After a rough start with the Shaq trade, KUpchak had some nice minor pick-ups. When he dropped bad contracts (his fault), he got useful sweeteners in Ariza and Shannon Brown.

Bynum was a nice draft pick. David's pessimistic and cranky about the hype, but (1) Bynum is more useful than most #10 picks, (2) you can't predict the kind of collisions that Bynum suffered; and (3) he's only 23. He already shows more aggression and ability on D and O around the basket (about 5 feet and in) than Gasol. Kupchak gave Bynum a fat extension, which converted a cheap, useful piece into a overpaid injury risk.

I don't know if he has role in this, but getting Jackson back was awesome.

At Monday, January 17, 2011 6:48:00 PM, Blogger David Friedman said...

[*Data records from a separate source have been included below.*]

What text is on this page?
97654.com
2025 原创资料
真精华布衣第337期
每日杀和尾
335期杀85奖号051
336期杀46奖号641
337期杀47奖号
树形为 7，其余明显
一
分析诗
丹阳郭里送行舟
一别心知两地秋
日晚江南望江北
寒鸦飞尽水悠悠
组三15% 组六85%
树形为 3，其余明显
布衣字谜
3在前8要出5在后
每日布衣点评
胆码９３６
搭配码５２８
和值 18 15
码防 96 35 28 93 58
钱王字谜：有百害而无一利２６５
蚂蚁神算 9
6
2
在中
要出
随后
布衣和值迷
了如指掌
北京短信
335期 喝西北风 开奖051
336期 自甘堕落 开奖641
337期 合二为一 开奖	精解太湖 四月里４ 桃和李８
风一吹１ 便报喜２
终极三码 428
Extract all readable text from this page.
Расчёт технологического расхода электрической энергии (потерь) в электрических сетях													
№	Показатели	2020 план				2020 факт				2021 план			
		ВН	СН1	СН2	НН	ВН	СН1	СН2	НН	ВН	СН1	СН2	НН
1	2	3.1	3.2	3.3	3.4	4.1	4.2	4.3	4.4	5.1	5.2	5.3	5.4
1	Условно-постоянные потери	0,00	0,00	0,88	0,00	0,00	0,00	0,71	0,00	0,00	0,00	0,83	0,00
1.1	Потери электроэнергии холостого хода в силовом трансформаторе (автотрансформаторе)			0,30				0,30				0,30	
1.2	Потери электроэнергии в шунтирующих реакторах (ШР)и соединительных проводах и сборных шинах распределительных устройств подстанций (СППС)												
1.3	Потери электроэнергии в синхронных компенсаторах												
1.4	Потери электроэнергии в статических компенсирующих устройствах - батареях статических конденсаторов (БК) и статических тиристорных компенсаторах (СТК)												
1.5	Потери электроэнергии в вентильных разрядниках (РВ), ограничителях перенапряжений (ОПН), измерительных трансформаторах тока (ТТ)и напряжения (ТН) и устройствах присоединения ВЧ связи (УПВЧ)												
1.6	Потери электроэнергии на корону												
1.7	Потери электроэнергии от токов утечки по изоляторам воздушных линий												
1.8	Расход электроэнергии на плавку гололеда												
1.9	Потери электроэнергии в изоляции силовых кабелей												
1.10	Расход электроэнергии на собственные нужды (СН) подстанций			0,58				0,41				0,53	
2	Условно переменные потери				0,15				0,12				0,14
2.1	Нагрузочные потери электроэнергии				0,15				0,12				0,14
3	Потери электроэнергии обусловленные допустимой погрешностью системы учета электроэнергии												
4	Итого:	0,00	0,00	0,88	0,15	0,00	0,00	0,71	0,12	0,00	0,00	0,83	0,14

I would not say that I am "pessimistic" and "cranky" regarding Bynum. Years ago, I disagreed with Dave Berri's idiotic assertion that Bynum was a more valuable player than Bryant, something that never was true and never will be true until Bryant reaches the point that he just cannot play NBA caliber basketball anymore. Bynum has shown flashes suggesting that he is capable of performing at an All-Star level but there is no reason to believe at this point that he will ever do so for an entire season; how many guys repeatedly get injured at his age and then turn into durable All-Stars? Bynum's likely future is that he will either continue to be a brittle player who shows flashes of brilliance or else he will have to accept a lesser role (with less pounding) in order to hopefully be available for a larger portion of the season, because his body does not seem to be able to withstand even moderate minutes with moderate to decent level productivity. While Bynum is certainly more physical than Gasol there is no doubt that Gasol is a much more durable player.